La communauté arménienne d'Alep tenta même de modifier la politique de déportation du gouvernement en mai et en juin 1915. Elle fit tout d'abord appel au ministre ottoman de la Marine et au commandant de la Quatrième Armée, Djemal Pacha, pour empêcher que les déportés arméniens qui avaient trouvé refuge dans la ville ne fussent déportés à nouveau vers le désert. Ne recevant pas de réponse, les dirigeants de la communauté en appelèrent cette fois au Premier ministre, au ministre de la Guerre et au ministre de l'Intérieur, en les suppliant de mettre fin à ces ordres. En l'absence de nouvelles de la capitale, le Conseil lança un nouvel appel, signé par des déportées, au sultan en personne. Malgré cela, les déportations se poursuivirent.
Le Catholicos comprit rapidement que les appels adressés aux autorités turco-ottomanes n'avaient guère d'effet. Dans une lettre du 19 juillet au Patriarche arménien d'Istanbul, Zaven Ier Der Eghiayan, il écrivit : "Le peuple [arménien] perd la raison; il ne réalise pas l'énormité et la nature de cette souffrance... Les gens me pressent d'en appeler au sultan et à la classe dirigeante. D'envoyer des télégrammes et de demander du pain pour ceux qui ont faim, mais je sais que chaque appel, le simple fait de quémander est vain et n'ouvre la voie qu'à des mesures plus strictes et à de plus grands malheurs."
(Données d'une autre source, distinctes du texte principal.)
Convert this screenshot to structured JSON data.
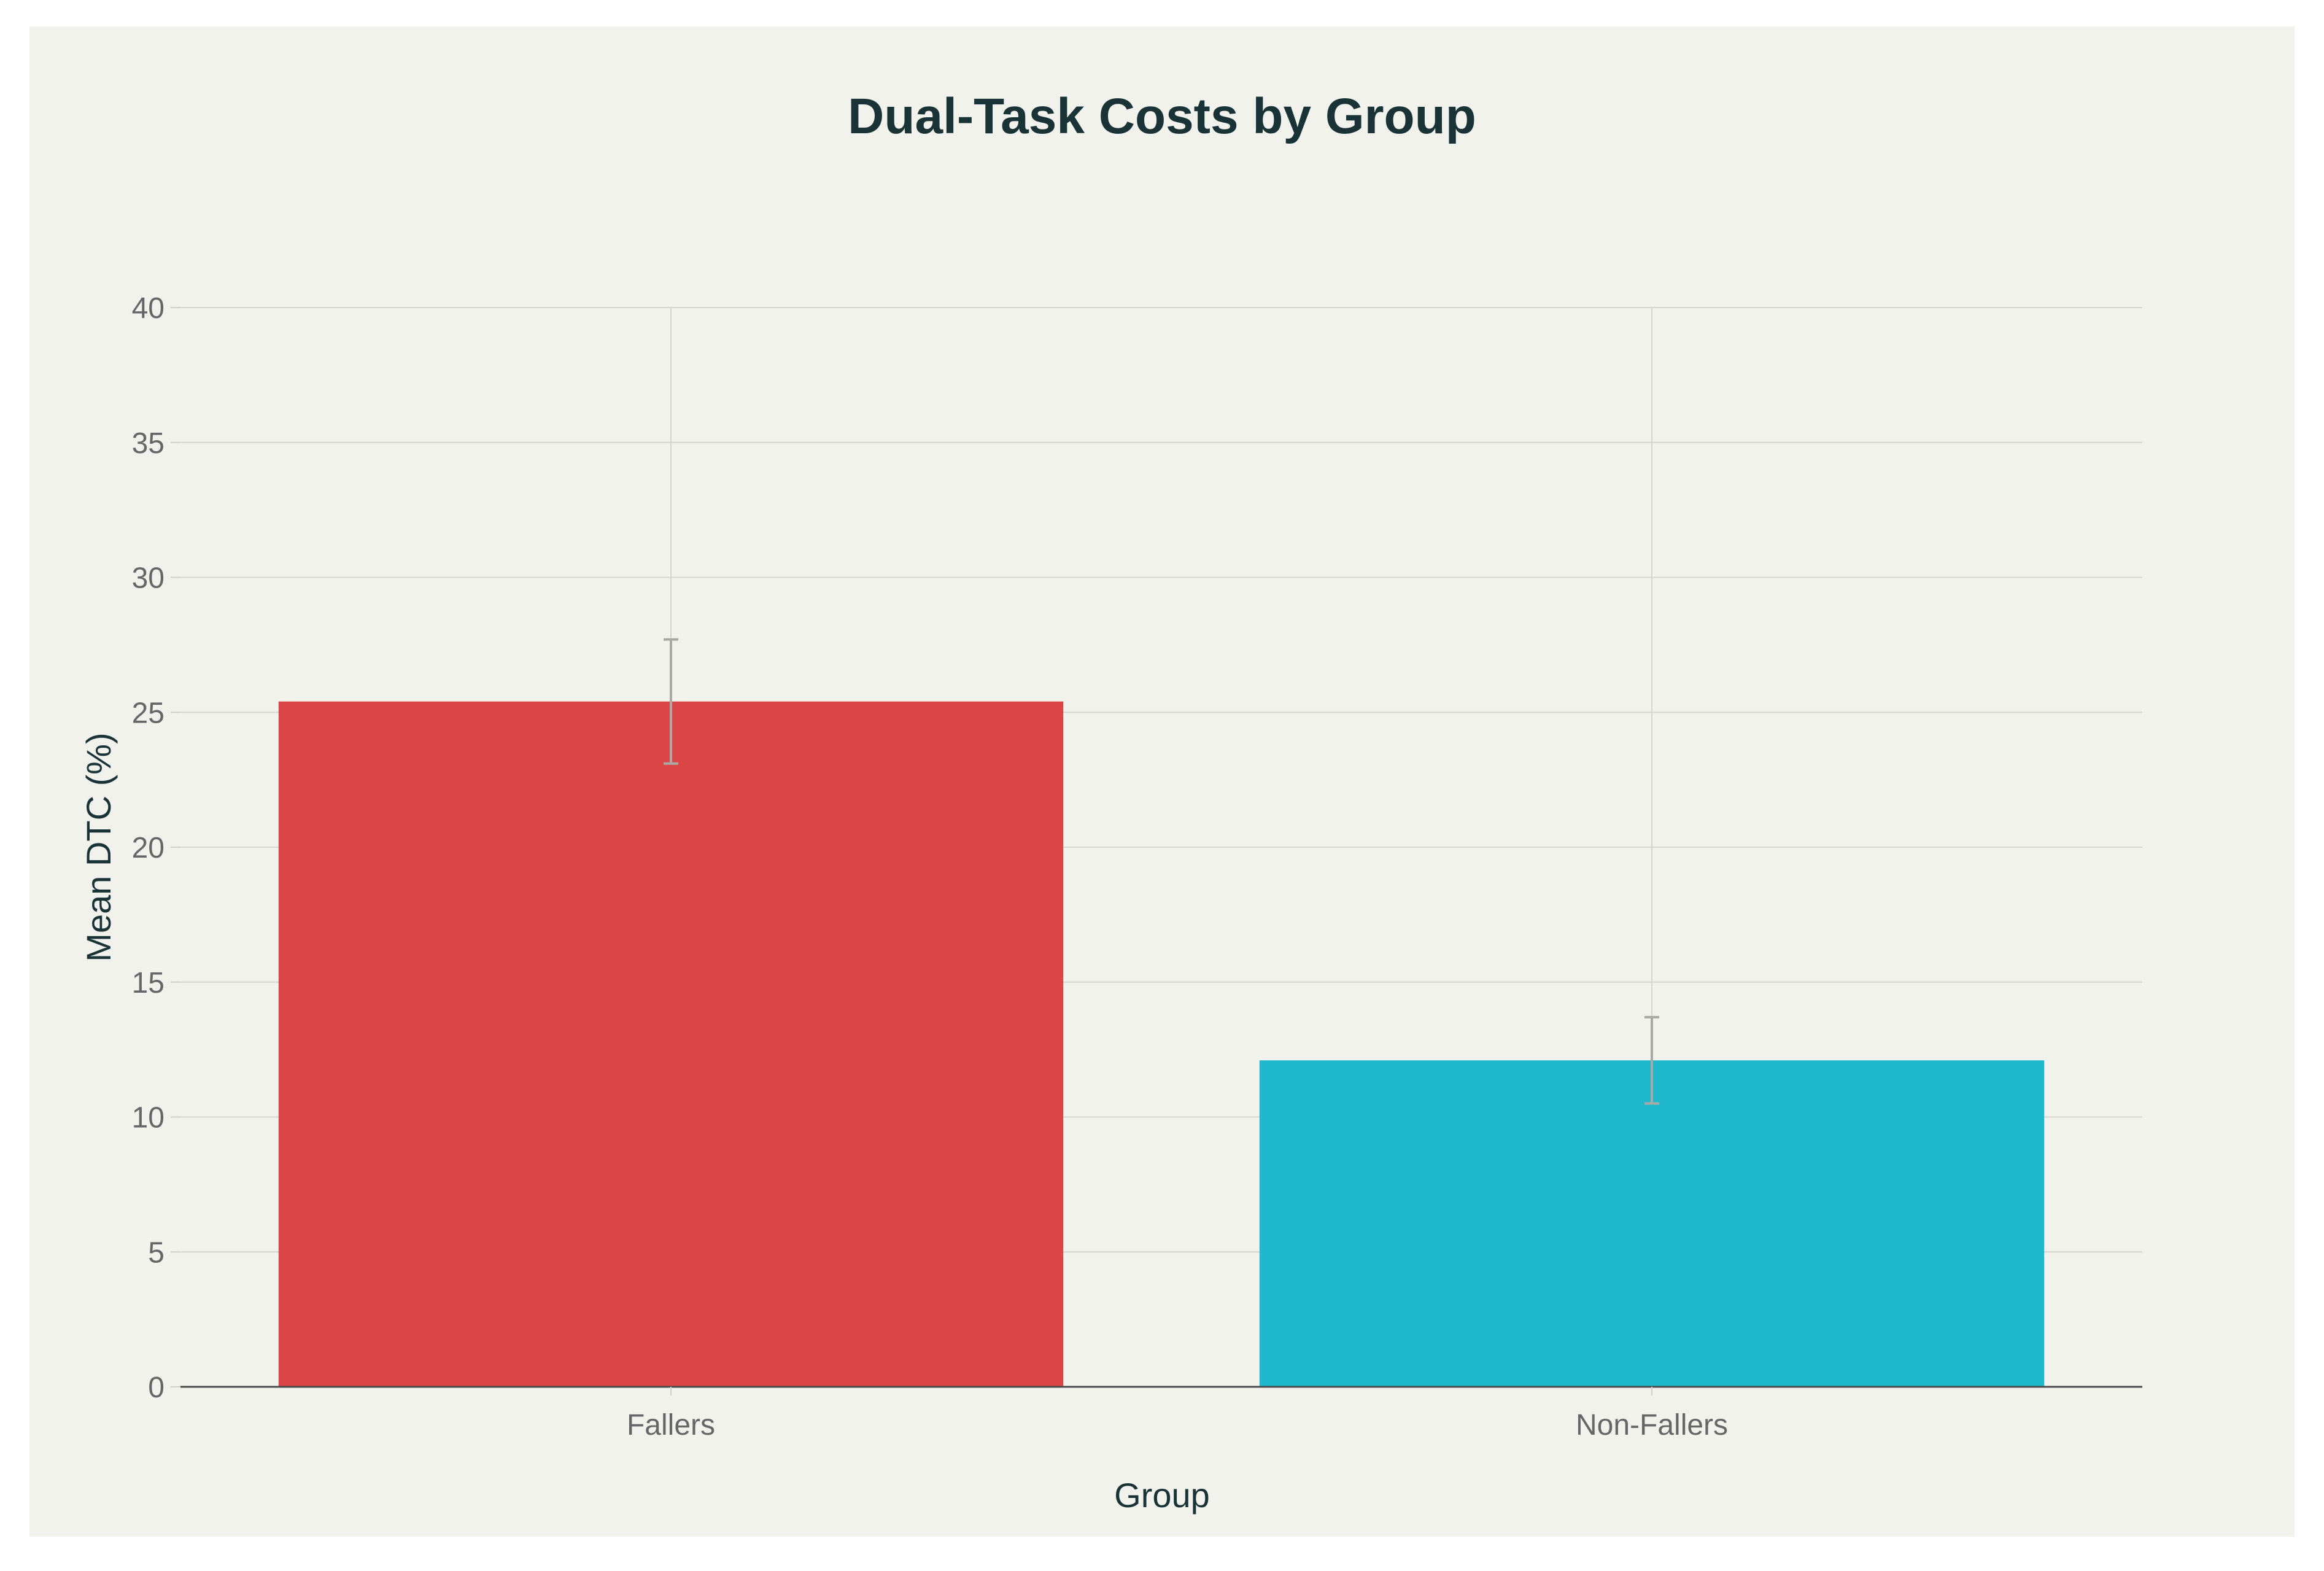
{
  "chart_data": {
    "type": "bar",
    "title": "Dual-Task Costs by Group",
    "xlabel": "Group",
    "ylabel": "Mean DTC (%)",
    "categories": [
      "Fallers",
      "Non-Fallers"
    ],
    "values": [
      25.4,
      12.1
    ],
    "error_bars": [
      {
        "low": 23.1,
        "high": 27.7
      },
      {
        "low": 10.5,
        "high": 13.7
      }
    ],
    "colors": [
      "#db4545",
      "#1fb8cd"
    ],
    "ylim": [
      0,
      40
    ],
    "yticks": [
      0,
      5,
      10,
      15,
      20,
      25,
      30,
      35,
      40
    ],
    "grid": true,
    "legend": "none"
  }
}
Le gouvernement sévit bientôt contre les efforts d'assistance de la communauté arménienne d'Alep, emprisonnant certains dirigeants, en exilant d'autres, dont des membres du clergé, jusqu'au Catholicos, qui fut envoyé à Jérusalem. Durant les mois qui suivirent, des dizaines de milliers de déportés périront dans des camps de concentration en Syrie ottomane, en particulier le long de l'Euphrate et à Ras-ul-Aïn. Durant l'été 1916, près de 200 000 survivants seront massacrés à Deir-es-Zor.
Le réseau humanitaire d'Alep parvint cependant à enraciner plusieurs milliers de déportés arméniens dans la ville. Diverses stratégies furent utilisées, on employa ainsi des déportés à titre bénévole dans des manufactures et des hôpitaux au service de l'armée et en s'assurant l'autorisation de la part des autorités locales d'ouvrir et de développer des orphelinats abritant des milliers d'enfants arméniens. Ce réseau, dont le noyau se composait de dirigeants religieux et civils de la communauté arménienne, était soutenu par des missionnaires et d'autres ressortissants étrangers vivant dans la région, parfois avec l'appui de diplomates occidentaux.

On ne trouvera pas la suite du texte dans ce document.